A report by the Washington-based Carnegie Endowment for International Peace and the Federation of American Scientists said Iran’s atomic work could not simply be ended or “bombed away” and that diplomacy was the only way to keep it peaceful.

“It is entangled with too much pride - however misguided - and sunk costs simply to be abandoned,” the report’s authors, Ali Vaez of the International Crisis Group and Carnegie’s Karim Sadjadpour, said of Iran’s five-decade-old nuclear program, which first began under the U.S.-allied shah.

“Given the country’s indigenous knowledge and expertise, the only long-term solution for assuring that Iran’s nuclear program remains purely peaceful is to find a mutually agreeable diplomatic solution,” the report said.

Iran says its nuclear work has medical uses and will produce energy to meet domestic demand and complement its oil reserves.
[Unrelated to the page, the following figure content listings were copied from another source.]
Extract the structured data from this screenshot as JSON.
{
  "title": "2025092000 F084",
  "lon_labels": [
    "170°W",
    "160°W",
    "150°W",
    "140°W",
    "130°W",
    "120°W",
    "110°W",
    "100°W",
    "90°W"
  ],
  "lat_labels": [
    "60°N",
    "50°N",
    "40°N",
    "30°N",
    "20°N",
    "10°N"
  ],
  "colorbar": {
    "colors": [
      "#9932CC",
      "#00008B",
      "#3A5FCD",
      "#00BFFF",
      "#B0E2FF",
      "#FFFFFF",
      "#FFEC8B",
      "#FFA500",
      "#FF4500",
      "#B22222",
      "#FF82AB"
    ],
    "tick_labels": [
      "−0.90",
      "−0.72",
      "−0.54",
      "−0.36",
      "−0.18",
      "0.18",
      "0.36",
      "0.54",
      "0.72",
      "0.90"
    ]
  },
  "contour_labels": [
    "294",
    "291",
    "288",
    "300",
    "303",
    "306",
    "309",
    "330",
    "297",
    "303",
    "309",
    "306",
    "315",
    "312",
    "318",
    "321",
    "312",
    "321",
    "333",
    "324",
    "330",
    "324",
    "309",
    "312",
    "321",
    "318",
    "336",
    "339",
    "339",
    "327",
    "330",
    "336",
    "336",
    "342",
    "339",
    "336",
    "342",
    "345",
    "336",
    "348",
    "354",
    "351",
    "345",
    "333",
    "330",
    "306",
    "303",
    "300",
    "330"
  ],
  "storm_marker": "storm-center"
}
The U.S. and its allies have demanded that Iran curb its enrichment of uranium and have imposed increasingly tough sanctions on Iran’s energy, banking and shipping sectors that have cut Iranian oil exports by more than half since 2011. Iran and six world powers are due to meet in Kazakhstan this week in the hope of finding a solution to the standoff. Their last meeting in February failed to achieve a breakthrough.

Ill-maintained, old lines

The report, entitled “Iran’s Nuclear Odyssey: Costs and Risks,” seeks to tabulate the opportunity costs of the nuclear program, and puts these at “well over $100 billion” in terms of lost foreign investment and oil revenues.

Relatively small uranium deposits will keep Iran from being fully self-sufficient in nuclear energy, it said, while Tehran has neglected to maintain existing infrastructure and develop other resources that could better secure its energy needs. For instance, Iran’s 1,000-megawatt Bushehr nuclear reactor, which came on-stream in 2011 after repeated delays, accounts for just 2 percent of its electricity production, while about 15 percent of “generated electricity is lost through old and ill-maintained transmission lines,” the report said.